Pression sociale pour rejoindre des boissons de travail: comment dire non

Le changement d'attitude lui a permis de conserver son objectif de travail ainsi que son bien-être personnel sans le fardeau de l'attente sociale.

Un changement de culture

Ange Chappel, fondateur et directeur général de Attention à la gorgée, a déclaré qu'il y avait un déplacement définitif de la consommation d'alcool, en particulier dans les groupes plus jeunes.

Les dernières données de l'Institut australien de la santé et du bien-être (AIHW) montrent que la consommation mensuelle chez les 18 à 24 ans est passée de 34% en 2019 à 29% en 2022 à 23.

Chappel a déclaré que la consommation d'alcool était encore une grande partie de la façon dont nous socialisons en Australie, et que c'était souvent le défaut.

«Qu'il s'agisse de boissons à l'idée de renversement, de l'anniversaire d'un ami ou d'un barbecue d'arrière-cour, il y a cette attente tacite de se joindre, et si vous ne buvez pas, les gens veulent souvent savoir pourquoi.

« Vous pouvez avoir l'impression d'avoir besoin d'une excuse.
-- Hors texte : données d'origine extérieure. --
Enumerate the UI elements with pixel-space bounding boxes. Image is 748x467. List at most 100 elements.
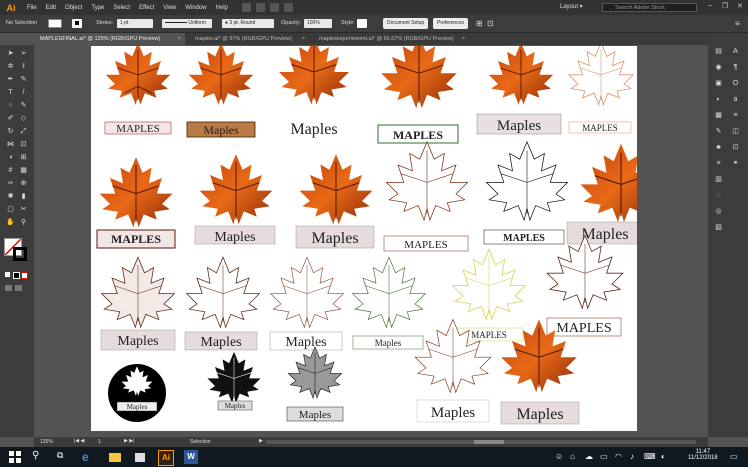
menu-help[interactable]: Help: [216, 5, 228, 11]
graphic-style-swatch[interactable]: [357, 19, 367, 28]
file-explorer-icon[interactable]: [108, 450, 122, 464]
blend-tool-icon[interactable]: ⊕: [19, 180, 28, 188]
selection-tool-icon[interactable]: ➤: [6, 50, 15, 58]
close-icon[interactable]: ✕: [734, 2, 746, 12]
panel-menu-icon[interactable]: ≡: [735, 19, 740, 28]
workspace-switcher[interactable]: Layout ▾: [560, 3, 583, 10]
word-icon[interactable]: W: [184, 450, 198, 464]
speaker-icon[interactable]: ◖: [660, 452, 665, 461]
ellipse-tool-icon[interactable]: ○: [6, 102, 15, 110]
links-icon[interactable]: ⚭: [730, 159, 741, 169]
paintbrush-tool-icon[interactable]: ✎: [19, 102, 28, 110]
lasso-tool-icon[interactable]: ℓ: [19, 63, 28, 71]
graphic-styles-icon[interactable]: ▧: [713, 223, 724, 233]
clock[interactable]: 11:47 11/12/2018: [688, 449, 718, 461]
stroke-panel-icon[interactable]: ≡: [713, 159, 724, 169]
zoom-level[interactable]: 125%: [40, 439, 53, 445]
shaper-tool-icon[interactable]: ✐: [6, 115, 15, 123]
bridge-icon[interactable]: [241, 3, 251, 12]
close-tab-icon[interactable]: ×: [302, 33, 305, 45]
properties-icon[interactable]: ▤: [713, 47, 724, 57]
type-tool-icon[interactable]: T: [6, 89, 15, 97]
swatches-icon[interactable]: ▦: [713, 111, 724, 121]
hand-tool-icon[interactable]: ✋: [6, 219, 15, 227]
menu-edit[interactable]: Edit: [46, 5, 56, 11]
draw-mode-icon[interactable]: [5, 285, 12, 291]
close-tab-icon[interactable]: ×: [462, 33, 465, 45]
onedrive-icon[interactable]: ☁: [585, 452, 593, 461]
perspective-grid-icon[interactable]: ⊞: [19, 154, 28, 162]
glyphs-icon[interactable]: a: [730, 95, 741, 105]
rotate-tool-icon[interactable]: ↻: [6, 128, 15, 136]
brushes-icon[interactable]: ✎: [713, 127, 724, 137]
shape-builder-icon[interactable]: ◑: [6, 154, 15, 162]
curvature-tool-icon[interactable]: ✎: [19, 76, 28, 84]
horizontal-scrollbar[interactable]: [266, 440, 696, 444]
people-icon[interactable]: ☺: [555, 452, 563, 461]
opentype-icon[interactable]: O: [730, 79, 741, 89]
menu-effect[interactable]: Effect: [139, 5, 154, 11]
mesh-tool-icon[interactable]: #: [6, 167, 15, 175]
screen-mode-icon[interactable]: [15, 285, 22, 291]
layers-icon[interactable]: ◉: [713, 63, 724, 73]
symbols-icon[interactable]: ♣: [713, 143, 724, 153]
volume-icon[interactable]: ♪: [630, 452, 634, 461]
keyboard-icon[interactable]: ⌨: [644, 452, 656, 461]
artboard-tool-icon[interactable]: ▢: [6, 206, 15, 214]
pathfinder-icon[interactable]: ◫: [730, 127, 741, 137]
default-colors-icon[interactable]: [5, 272, 10, 277]
network-icon[interactable]: ⌂: [570, 452, 575, 461]
transform-icon[interactable]: ⊡: [487, 19, 494, 28]
free-transform-icon[interactable]: ⊡: [19, 141, 28, 149]
menu-select[interactable]: Select: [113, 5, 130, 11]
artboard-number[interactable]: 1: [98, 439, 101, 445]
document-setup-button[interactable]: Document Setup: [383, 18, 429, 29]
variable-width-profile[interactable]: Uniform: [162, 19, 212, 28]
transparency-icon[interactable]: ◌: [713, 191, 724, 201]
align-panel-icon[interactable]: ≡: [730, 111, 741, 121]
preferences-button[interactable]: Preferences: [433, 18, 468, 29]
fill-swatch[interactable]: [48, 19, 62, 28]
color-icon[interactable]: ◐: [713, 95, 724, 105]
artboard[interactable]: MAPLES Maples Maples MAPLES Maples MAPLE…: [91, 35, 662, 431]
eyedropper-tool-icon[interactable]: ✑: [6, 180, 15, 188]
close-tab-icon[interactable]: ×: [178, 33, 181, 45]
battery-icon[interactable]: ▭: [600, 452, 608, 461]
appearance-icon[interactable]: ◎: [713, 207, 724, 217]
menu-file[interactable]: File: [27, 5, 37, 11]
stock-search-input[interactable]: Search Adobe Stock: [602, 3, 697, 12]
illustrator-taskbar-icon[interactable]: Ai: [158, 450, 174, 466]
next-artboard-icon[interactable]: ▶ ▶|: [124, 438, 134, 444]
scale-tool-icon[interactable]: ⤢: [19, 128, 28, 136]
direct-selection-tool-icon[interactable]: ➢: [19, 50, 28, 58]
slice-tool-icon[interactable]: ✂: [19, 206, 28, 214]
restore-icon[interactable]: ❐: [719, 2, 731, 12]
minimize-icon[interactable]: –: [704, 2, 716, 12]
status-arrow-icon[interactable]: ▶: [259, 438, 263, 444]
tab-maples[interactable]: maples.ai* @ 97% (RGB/GPU Preview) ×: [185, 33, 309, 45]
gradient-tool-icon[interactable]: ▦: [19, 167, 28, 175]
windows-start-icon[interactable]: [8, 450, 22, 464]
store-icon[interactable]: [133, 450, 147, 464]
edge-icon[interactable]: e: [82, 450, 96, 464]
menu-type[interactable]: Type: [91, 5, 104, 11]
brush-definition[interactable]: ● 3 pt. Round: [222, 19, 274, 28]
width-tool-icon[interactable]: ⋈: [6, 141, 15, 149]
stroke-swatch[interactable]: [72, 19, 82, 28]
menu-object[interactable]: Object: [65, 5, 82, 11]
character-icon[interactable]: A: [730, 47, 741, 57]
wifi-icon[interactable]: ◠: [615, 452, 622, 461]
stroke-weight-field[interactable]: 1 pt: [117, 19, 153, 28]
magic-wand-icon[interactable]: ✲: [6, 63, 15, 71]
tab-maplesfinal[interactable]: MAPLESFINAL.ai* @ 125% (RGB/GPU Preview)…: [30, 33, 185, 45]
eraser-tool-icon[interactable]: ◇: [19, 115, 28, 123]
graph-tool-icon[interactable]: ▮: [19, 193, 28, 201]
transform-panel-icon[interactable]: ⊡: [730, 143, 741, 153]
stock-icon[interactable]: [255, 3, 265, 12]
pen-tool-icon[interactable]: ✒: [6, 76, 15, 84]
task-view-icon[interactable]: ⧉: [57, 450, 71, 464]
zoom-tool-icon[interactable]: ⚲: [19, 219, 28, 227]
stroke-color-swatch[interactable]: [13, 247, 27, 261]
menu-window[interactable]: Window: [185, 5, 206, 11]
color-mode-icon[interactable]: [13, 272, 20, 279]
Cette pression est réelle, mais plus de gens commencent à le remettre en question, lentement, les normes sociales commencent à changer. »

La sensibilisation à la santé et au bien-être fait partie de la transition vers la consommation de moins d'alcool.

Bien-être et coûts derrière le quart

Georgia Foster, créatrice du programme 7 jours à boire, estime que la santé et la sensibilisation au bien-être sont à l'origine de la tendance de boire moins.

« L'alcool était le correctif pour avoir cette sensation de vendredi soir. Dans certains cercles, il est toujours sur le radar, mais seulement si vous avez l'argent à dépenser ou si votre patron le paie. »

L'autre problème, en dehors du coût, est les médicaments récréatifs.

«Ces médicaments sont plus utilisés maintenant et peuvent durer plus longtemps que l'alcool. Ils sont souvent moins chers et n'ont pas les calories pour les personnes soucieuses de poids.»

L'influence parentale en est une autre.

«Les commentaires de certains de mes clients plus âgés sont que leurs enfants ne sont pas de grands buveurs parce qu'ils ont regardé leurs parents boire beaucoup. Ils n'aimaient pas ce qu'ils ont vu. Cela les a repoussés, donc ils ne boivent pas du tout ou ne boivent pas souvent. C'est aussi cher; pour beaucoup, c'est une occasion spéciale.»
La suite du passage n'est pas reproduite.